Однако воздух, какой?! Прозрачный. Как в первый день Творения, в понедельник!
Торжествует. Дарит кайф, выворачивая наизнанку. Вспоминай, вспоминай... !
Кто не вспомнил, 'самдурак'.
Дух с капельками крови. Грань стёрта, и не понять, где начинается небо и кончается земля.
Свежо и сладко в одночасье. Сколько не вдыхай - мало.
Не надышаться. Да и время поджимает.
Ещё каких-то пять, десять минут и дух испарится.
Он готов. Он всегда готов к исчезновению.
И не прочь показать свою готовность, как будто намекая,
что мы не так уж отличны от него и можем поступать примерно так же.
Будет ли цепляться за пылинки - кровинки? Не-а.
Насытился, 'довольствуясь малым'. Испарился.
Остаётся душок.
А на душе остаётся осадок, образующий ту самую тяжесть - печальную серость.
Тот самый предохранитель: 'не заморачивайся', 'иди, прими холодный душ' или 'ляг, поспи и всё пройдёт'. И никаких тебе 'почти вспомнил'.
А волшебство, оно как же? А магия слова? 'Кто-то же красит под землёй морковку'?!
Ну, да, ну да....
Слова - призраки. Как раз то, чем совершенно не хочется делиться. Тем более, с читателем.
А если учесть, что между автором и читателем пролегла бездонная пропасть,
то поделиться радостью, переживаниями чудесного мгновения просто невозможно. Засмеют.
У меня, вообще, были большие сомнения, капать или не капать.
И если капать, малыми дозами или большими, учитывая, что навязывать свое надо умеренно, без фанатизма надо, избегая по возможности мордобоя.
При этом, не забывая, что у нас на Руси середины не существует.

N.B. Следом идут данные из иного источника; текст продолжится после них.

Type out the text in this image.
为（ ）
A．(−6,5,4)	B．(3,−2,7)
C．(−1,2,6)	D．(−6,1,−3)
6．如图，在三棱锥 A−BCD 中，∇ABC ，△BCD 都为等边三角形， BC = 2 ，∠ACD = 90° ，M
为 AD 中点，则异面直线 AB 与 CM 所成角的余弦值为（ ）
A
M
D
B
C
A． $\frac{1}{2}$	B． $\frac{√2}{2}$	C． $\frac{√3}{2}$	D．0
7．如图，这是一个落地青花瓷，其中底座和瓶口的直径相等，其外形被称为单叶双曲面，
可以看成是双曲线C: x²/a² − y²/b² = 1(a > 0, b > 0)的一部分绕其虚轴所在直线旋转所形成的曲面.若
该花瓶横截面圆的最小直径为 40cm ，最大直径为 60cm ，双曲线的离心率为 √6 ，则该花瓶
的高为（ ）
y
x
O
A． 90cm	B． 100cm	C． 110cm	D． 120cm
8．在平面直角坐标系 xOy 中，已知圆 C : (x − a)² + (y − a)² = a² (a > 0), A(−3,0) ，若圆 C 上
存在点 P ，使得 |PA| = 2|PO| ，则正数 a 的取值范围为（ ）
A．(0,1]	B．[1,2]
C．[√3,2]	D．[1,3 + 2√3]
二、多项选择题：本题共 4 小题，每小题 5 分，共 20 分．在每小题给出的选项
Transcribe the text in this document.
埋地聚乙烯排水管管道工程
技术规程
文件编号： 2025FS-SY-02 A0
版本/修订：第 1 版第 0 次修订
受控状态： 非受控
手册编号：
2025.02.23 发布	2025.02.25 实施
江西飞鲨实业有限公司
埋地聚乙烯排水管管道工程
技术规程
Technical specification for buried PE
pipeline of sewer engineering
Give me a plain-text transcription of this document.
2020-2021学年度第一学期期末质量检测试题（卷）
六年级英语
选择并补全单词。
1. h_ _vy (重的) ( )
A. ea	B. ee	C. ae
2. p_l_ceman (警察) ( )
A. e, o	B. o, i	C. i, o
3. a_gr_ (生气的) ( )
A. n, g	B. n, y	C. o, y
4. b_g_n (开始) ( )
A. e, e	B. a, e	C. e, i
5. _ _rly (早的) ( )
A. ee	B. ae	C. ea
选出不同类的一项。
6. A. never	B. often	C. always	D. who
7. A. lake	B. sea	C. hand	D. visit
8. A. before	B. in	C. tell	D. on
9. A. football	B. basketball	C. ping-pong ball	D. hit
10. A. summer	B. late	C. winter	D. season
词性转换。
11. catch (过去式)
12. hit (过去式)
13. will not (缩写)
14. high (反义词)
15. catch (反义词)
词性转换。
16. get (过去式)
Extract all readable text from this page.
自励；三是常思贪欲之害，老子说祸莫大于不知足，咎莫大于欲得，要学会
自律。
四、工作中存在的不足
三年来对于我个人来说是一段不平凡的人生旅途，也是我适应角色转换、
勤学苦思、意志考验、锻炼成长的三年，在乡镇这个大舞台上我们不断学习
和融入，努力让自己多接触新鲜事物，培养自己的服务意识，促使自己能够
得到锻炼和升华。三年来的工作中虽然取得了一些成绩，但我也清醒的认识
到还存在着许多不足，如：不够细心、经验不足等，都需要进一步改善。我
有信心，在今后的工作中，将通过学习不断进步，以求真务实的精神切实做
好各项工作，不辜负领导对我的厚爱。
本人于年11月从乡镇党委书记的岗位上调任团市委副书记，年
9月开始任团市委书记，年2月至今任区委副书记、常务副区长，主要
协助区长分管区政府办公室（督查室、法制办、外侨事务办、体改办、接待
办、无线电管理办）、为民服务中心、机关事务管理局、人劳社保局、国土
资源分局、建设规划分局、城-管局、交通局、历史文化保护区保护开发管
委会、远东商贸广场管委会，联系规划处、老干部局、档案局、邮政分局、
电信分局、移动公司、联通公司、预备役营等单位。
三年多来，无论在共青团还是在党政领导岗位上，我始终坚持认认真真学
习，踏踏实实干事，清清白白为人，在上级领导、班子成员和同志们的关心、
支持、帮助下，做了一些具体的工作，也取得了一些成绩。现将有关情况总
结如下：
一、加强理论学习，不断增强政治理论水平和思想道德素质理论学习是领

'Либо в рыло, либо ручку пожалуйте'
*******
Когда в конце недели природа шепчет о любви и есть деньги на бутылку пива, сердца Бори и Розы переполняются красотой. Переполняются настолько, что готовы взорваться. Чтоб взрыва не произошло, Боря тащит Розу в постель. После постели уже Роза тащит Борю в городской парк, где они оба догоняются до полного удовлетворения. Почему в парк? А куда им бедным ещё податься? К тому же в парке в начале лета появились скамейки. Не длинные - на два, три места, низкие, без спинок, но зато много. У Бори с Розой даже есть любимая, у водоёма, где можно не вставая кормить уток.
Ещё на подходе они замечают - лавчонка загружена. Падают рядом, на сухую травку, что тоже не плохо. Солнце клонится к закату.
- Роза, природа шепчет: 'И голуби на фронтоне дворца Минелли ебутся в последних лучах заката, не обращая внимания, как когда-то наши предки угрюмые в допотопных обстоятельствах, на себе подобных'*
- Никогда не думала, что природа может шептать стихами Бродского. И где она видит голубей?
- Странно, - отвечает Боря, - так сразу и о голубях, а вот где она видит дворец Минелли, тебя совсем не удивляет?
- И, правда, чему удивляться, если в капле воды живут звери, которых мы не видим, то почему бы дворцу с голубями не стоять на её глазах?!
Двое - старик и старушка, сидящие на скамейке, смотрят перед собой. Тяжёлые как два булыжника. То ли вспоминают прошлое, то ли просто ждут конца. Старик не удержался, громко шепчет: - Фу, какие поганки, ещё и звуки издают. Старушка похожа на Борину тётку, на тетю Олесю. Такая же баба Яга, только зелёная, как зелёная отрава. Баба Яга продолжает молчать.
Роза встретилась с ней взглядом и помертвела. Злое выражение лица. Глубокие складки возле тонких губ. Уголки и морщины опущены. Роза живо представила, что такая скажет о наглости. Что скажет о молодых, у которых ни стыда, ни совести, которые ничего не знают, не умеют, только хамят и развлекаются. Боря дремлет. Счастливчик. У него вообще есть такая привычка - где упал, там и уснул.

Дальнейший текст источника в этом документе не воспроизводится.